(Reuters) -- A candidate backed by Japanese Prime Minister Shinzo Abe’s party was soundly defeated in a key local election Sunday, a blow to plans to relocate a controversial U.S. air base on Okinawa island, home to the bulk of U.S. military forces in Japan. Delays in relocating the U.S. Marines’ Futenma air base have long been an irritant in U.S.-Japan relations. Abe is keen to make progress on the project as he seeks tighter security ties with Washington in the face of an assertive China.
The Kyodo news agency said after the polls closed that its projections showed a former mayor, Takeshi Onaga, was certain to defeat incumbent Okinawa Gov. Hirokazu Nakaima. The incumbent, who ran with the backing of Abe’s Liberal Democratic Party, had approved a U.S.-Japan plan to relocate Futenma to a less populous part of the island.

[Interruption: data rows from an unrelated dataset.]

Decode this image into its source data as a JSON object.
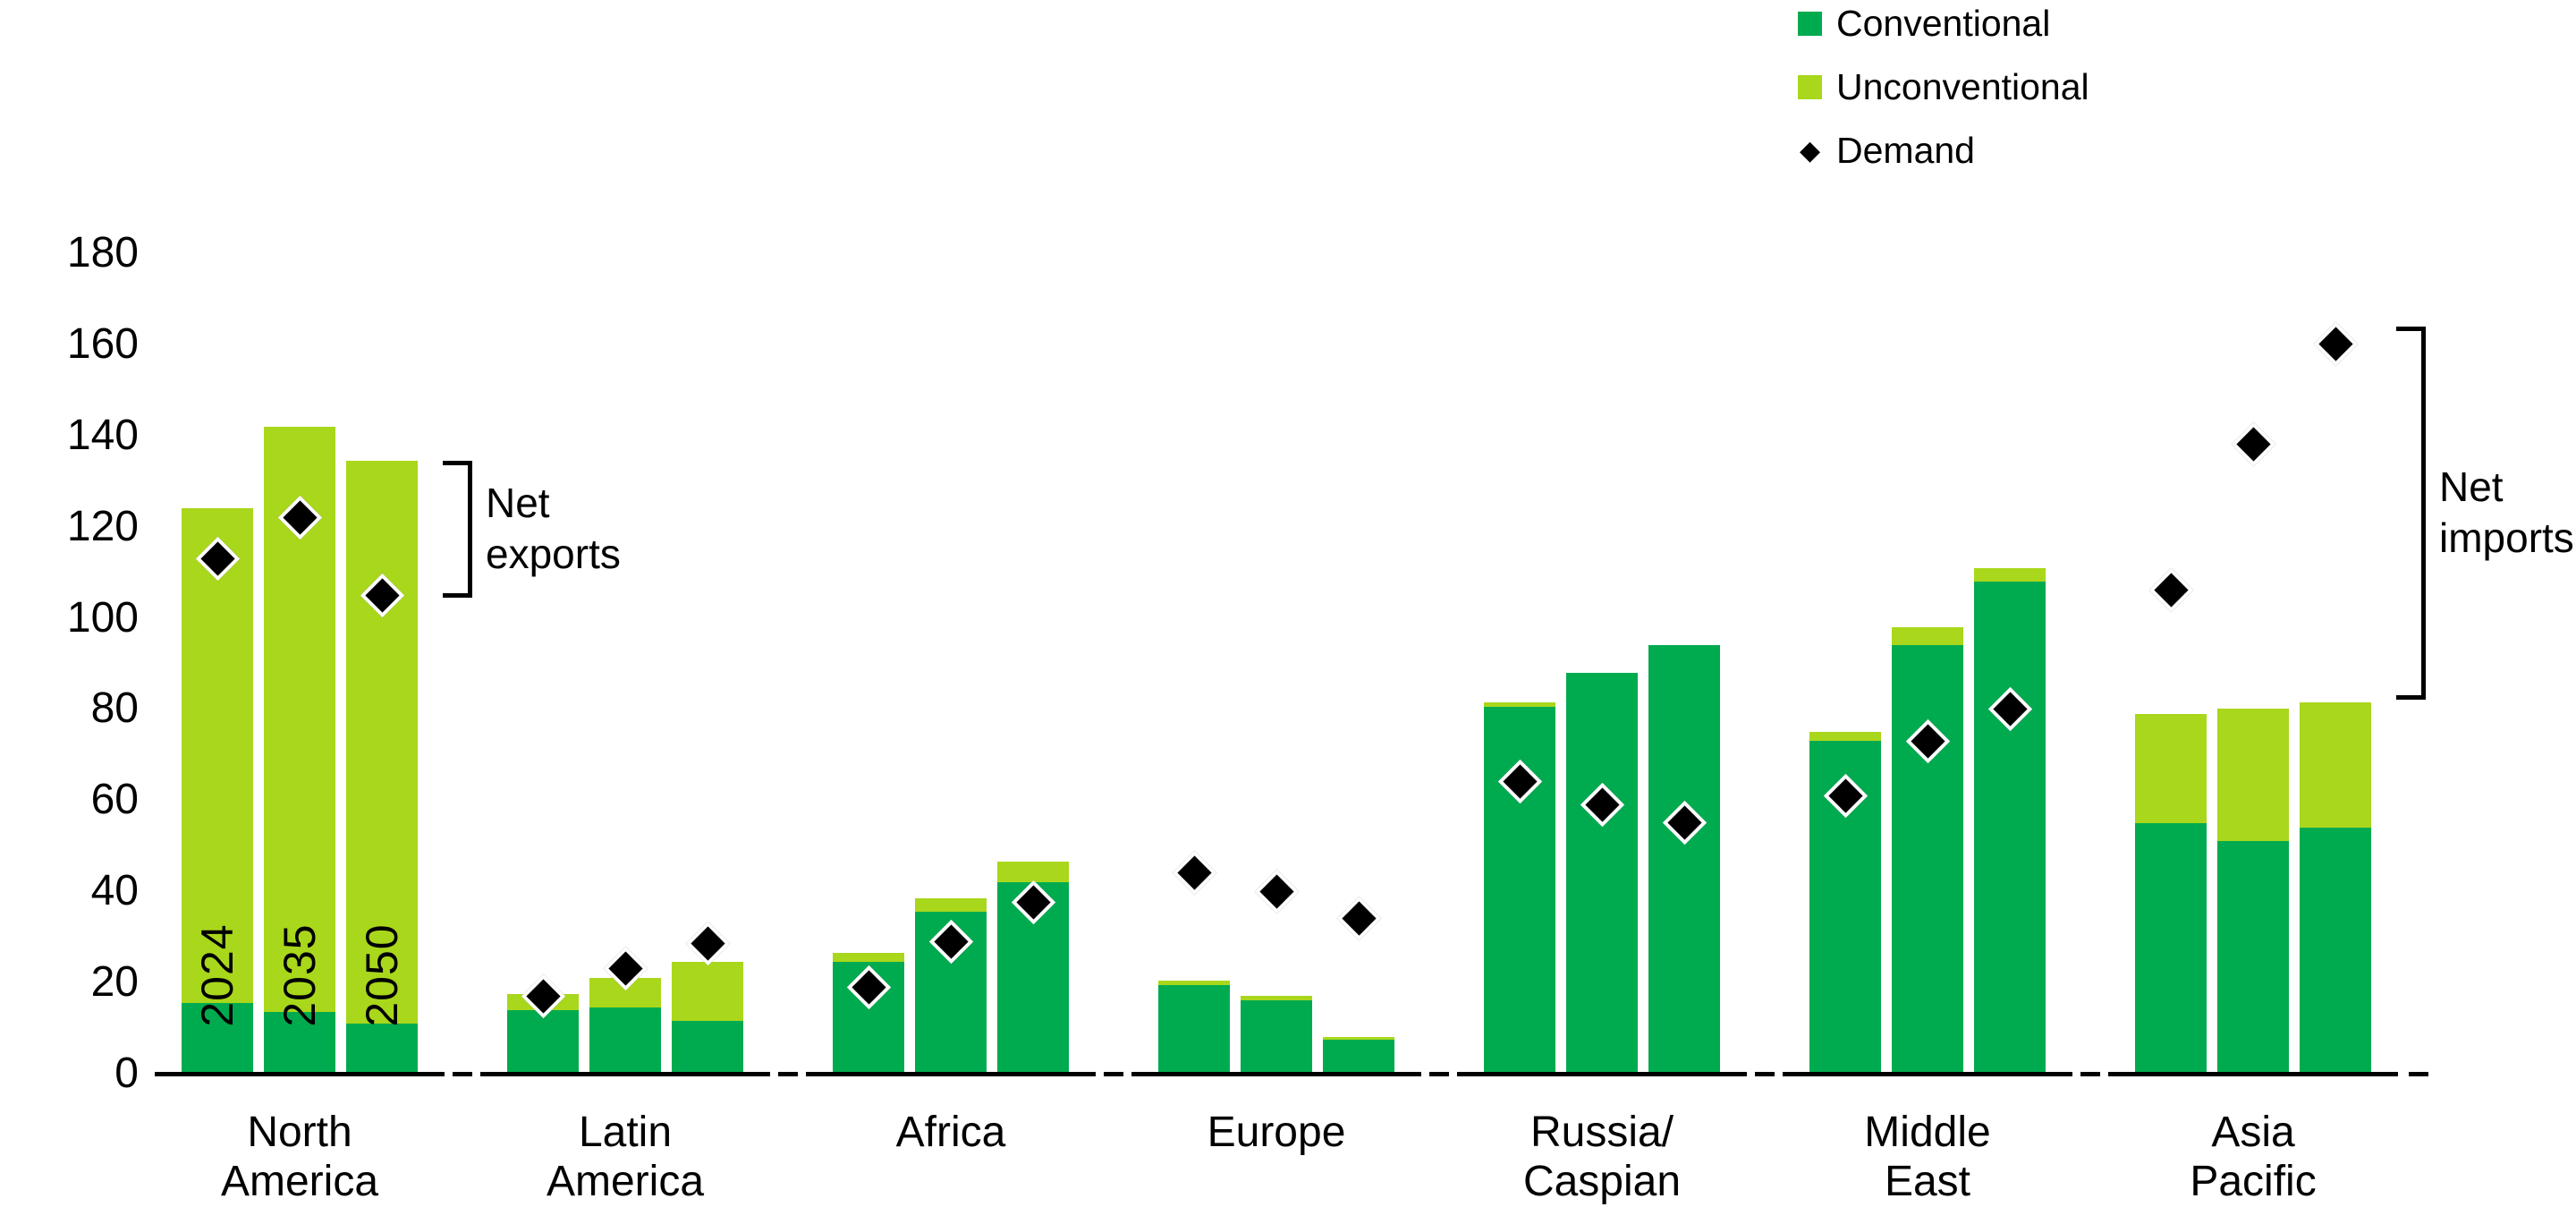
{
  "chart_data": {
    "type": "bar",
    "subtype": "stacked-bars-with-point-markers",
    "years": [
      "2024",
      "2035",
      "2050"
    ],
    "y_axis": {
      "min": 0,
      "max": 180,
      "tick_step": 20,
      "ticks": [
        180,
        160,
        140,
        120,
        100,
        80,
        60,
        40,
        20,
        0
      ],
      "gridlines": false
    },
    "colors": {
      "conventional": "#00AB4F",
      "unconventional": "#A9D71B",
      "demand": "#000000",
      "axis": "#000000",
      "text": "#000000",
      "background": "#ffffff"
    },
    "legend": [
      {
        "label": "Conventional",
        "marker": "square",
        "color": "#00AB4F"
      },
      {
        "label": "Unconventional",
        "marker": "square",
        "color": "#A9D71B"
      },
      {
        "label": "Demand",
        "marker": "diamond",
        "color": "#000000"
      }
    ],
    "legend_position": "top-right",
    "regions": [
      {
        "name": "North America",
        "name_lines": [
          "North",
          "America"
        ],
        "conventional": [
          15.5,
          13.5,
          11
        ],
        "unconventional": [
          108.5,
          128.5,
          123.5
        ],
        "production_total": [
          124,
          142,
          134.5
        ],
        "demand": [
          113,
          122,
          105
        ]
      },
      {
        "name": "Latin America",
        "name_lines": [
          "Latin",
          "America"
        ],
        "conventional": [
          14,
          14.5,
          11.5
        ],
        "unconventional": [
          3.5,
          6.5,
          13
        ],
        "production_total": [
          17.5,
          21,
          24.5
        ],
        "demand": [
          17,
          23,
          28.5
        ]
      },
      {
        "name": "Africa",
        "name_lines": [
          "Africa"
        ],
        "conventional": [
          24.5,
          35.5,
          42
        ],
        "unconventional": [
          2,
          3,
          4.5
        ],
        "production_total": [
          26.5,
          38.5,
          46.5
        ],
        "demand": [
          19,
          29,
          37.5
        ]
      },
      {
        "name": "Europe",
        "name_lines": [
          "Europe"
        ],
        "conventional": [
          19.5,
          16,
          7.5
        ],
        "unconventional": [
          1,
          1,
          0.5
        ],
        "production_total": [
          20.5,
          17,
          8
        ],
        "demand": [
          44,
          40,
          34
        ]
      },
      {
        "name": "Russia/Caspian",
        "name_lines": [
          "Russia/",
          "Caspian"
        ],
        "conventional": [
          80.5,
          88,
          94
        ],
        "unconventional": [
          1,
          0,
          0
        ],
        "production_total": [
          81.5,
          88,
          94
        ],
        "demand": [
          64,
          59,
          55
        ]
      },
      {
        "name": "Middle East",
        "name_lines": [
          "Middle",
          "East"
        ],
        "conventional": [
          73,
          94,
          108
        ],
        "unconventional": [
          2,
          4,
          3
        ],
        "production_total": [
          75,
          98,
          111
        ],
        "demand": [
          61,
          73,
          80
        ]
      },
      {
        "name": "Asia Pacific",
        "name_lines": [
          "Asia",
          "Pacific"
        ],
        "conventional": [
          55,
          51,
          54
        ],
        "unconventional": [
          24,
          29,
          27.5
        ],
        "production_total": [
          79,
          80,
          81.5
        ],
        "demand": [
          106,
          138,
          160
        ]
      }
    ],
    "annotations": [
      {
        "id": "net-exports",
        "label": "Net exports",
        "lines": [
          "Net",
          "exports"
        ],
        "region_index": 0,
        "from_value": 104.5,
        "to_value": 134.5
      },
      {
        "id": "net-imports",
        "label": "Net imports",
        "lines": [
          "Net",
          "imports"
        ],
        "region_index": 6,
        "from_value": 82,
        "to_value": 164
      }
    ]
  }
}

Onaga, a conservative who once supported the base move to coastal northern Okinawa, later changed his mind to say he wanted it out of the prefecture. His platform was also critical of other Abe policies, such as the use of nuclear power.
Describing his victory as “a new page in history,” Onaga told reporters: “I am determined to work toward canceling and withdrawing it [the relocation plan],” Kyodo reported.
Abe’s government has insisted the plan will go ahead regardless of the outcome of the local election, but the results add new uncertainty to the outlook for the long-stalled project.
When Nakaima approved the plan last year, Washington welcomed it as an important step in efforts to bolster U.S.-Japan ties and rebalance Washington’s foreign policy toward Asia.
Tokyo and Washington first agreed to relocate Futenma to another site on the island in 1996, but the plan has stalled in the face of opposition by many residents, who associate the U.S. base with noise pollution, crime and accidents. Opponents want the U.S. military to leave Okinawa altogether.
Accounting for less than 1 percent of Japan’s landmass, the southern island hosts more than one-half of the 47,000 U.S. service personnel stationed in the country. Futenma, located in a densely populated area, has been a lightning rod for local opposition.
Nakaima’s loss is a headache for Abe, but was unlikely to affect his expected decision to postpone an unpopular sales-tax hike and call a snap election to try to secure his grip on power while his voter support is still relatively robust.
Ruling-party politicians have said Abe could announce as early as Tuesday that he will delay a planned rise in the sales tax to 10 percent until next October and call a general election for Dec. 14.
Abe returned to power in December 2012 pledging to revive the economy with a mix of hypereasy monetary policy, reforms and spending. Opposition politicians say delaying the tax hike would show that his so-called Abenomics growth strategy has failed.